The day has come, and passed, and I can not only walk: it's almost the same as before, with a corrected spine and no risk of damage for walking further or beyond the point of pain.  It was not easy; it was terrifying, and I had to prepare for the worst.  It was almost a surprise to wake up in ICU from an incomplete blood transfusion with low blood pressure; there was no memory from the time I was first injected with sedation until waking in ICU/recovery.  I didn't know I was in ICU at the time; I only knew it was over, and that I could feel my legs, and everything else.

The next few days into the next week were rough; I was out of ICU two days later, on Wednesday from Monday.  We had taken a 3:30 a.m. train to arrive at 6:30, an hour late; the ferry only ran hourly at that time, as if I didn't know.  It was too hard to remember everything.

My son had called the night before and I didn't get the message until days later, when I checked messages.  Phone reception where we've been has been less than ideal, though only one of a few drawbacks from being in a better place.  It's still a blur, and I'll be taking pills for awhile yet.  The new 'normal' is yet to be known: will I have to keep taking pills for pain, even if only over the counter?  Only time will tell.

Today, it was hard to take one medication that prevented taking anything for pain until a bit later, though I had slept the longest yet, to wake up to the reminder it was past time for 'help' with pain.  Now, I'm pushing time as long as possible until taking a pill or sleep is necessary: quite the spectrum.

It would not have been bearable without family.  I was impressed with their endurance, enthusiasm, good spirits, energy, and cooperation.  It was so much more than I could imagine.  There were multiple miracles over a two week period.

Missing was my son, though close in our hearts, as he was staying in touch more than usual from an unnatural distance.  That was the most painful, even more than the pain that set in at the peak time following the procedure.
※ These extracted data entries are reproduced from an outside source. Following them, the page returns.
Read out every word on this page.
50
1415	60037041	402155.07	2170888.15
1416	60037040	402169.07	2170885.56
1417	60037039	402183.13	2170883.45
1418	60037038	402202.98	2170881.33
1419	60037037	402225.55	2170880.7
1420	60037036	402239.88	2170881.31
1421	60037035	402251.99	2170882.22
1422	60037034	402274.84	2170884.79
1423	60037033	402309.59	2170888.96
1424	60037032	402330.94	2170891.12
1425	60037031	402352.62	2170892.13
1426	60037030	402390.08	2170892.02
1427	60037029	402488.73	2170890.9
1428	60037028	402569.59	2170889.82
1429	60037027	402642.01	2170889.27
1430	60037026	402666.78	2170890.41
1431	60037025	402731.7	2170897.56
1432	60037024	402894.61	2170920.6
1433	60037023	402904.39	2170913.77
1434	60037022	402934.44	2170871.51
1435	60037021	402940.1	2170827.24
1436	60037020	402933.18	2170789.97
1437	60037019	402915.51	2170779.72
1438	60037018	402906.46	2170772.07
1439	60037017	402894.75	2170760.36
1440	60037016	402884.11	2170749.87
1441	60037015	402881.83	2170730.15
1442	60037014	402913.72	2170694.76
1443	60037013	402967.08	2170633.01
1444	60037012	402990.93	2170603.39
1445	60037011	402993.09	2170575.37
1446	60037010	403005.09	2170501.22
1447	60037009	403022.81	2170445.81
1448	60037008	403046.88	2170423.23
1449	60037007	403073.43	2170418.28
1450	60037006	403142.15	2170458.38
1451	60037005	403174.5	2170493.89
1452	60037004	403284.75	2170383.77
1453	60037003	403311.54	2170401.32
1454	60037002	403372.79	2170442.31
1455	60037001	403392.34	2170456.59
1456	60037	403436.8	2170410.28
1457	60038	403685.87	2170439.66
I'm 'regrouping' now, as able as I wanted to be, happy that it became a reality from living scared and in the unknown on top of everything else for many months until what had to be done was finally finished, successfully.  'Grateful' does not capture it; it's much more than that.  A life was spared to continue a particular purpose, not least of all to keep a family together, and perhaps help others to do the same, for starters.

Friday, July 31, 2015

Game On


I can't cry lately, too busy to be exposed to what triggers tears.  Much to feel fortunate for, however empty at the moment.  Not having to leave the house every day is one small blessing.  It's taken a long time to get here.

A book, more than one, sits in its most raw form tucked away in a bag, awaiting being united with its illustrator; at least one for children, more for the older ones.

Now, a vision lies in wait as well, more brushstrokes to the picture every day, until it becomes something others can see.

'Necessity is the mother of invention' applies.  'Don't try this at home', is what I may tell an audience someday, after yet another season's 'adventure'.

To care about what anyone else thinks would only slow the process; this is for a child, always has been.  What they choose to do when the painting is complete is up to them.  The investment has been made; the time has been put in.  The garden has been watered.  Now it's time to go over the fence until it's harvest time, coming back to pull weeds a few times in the interim, letting the rabbits graze a little; there's enough to go around.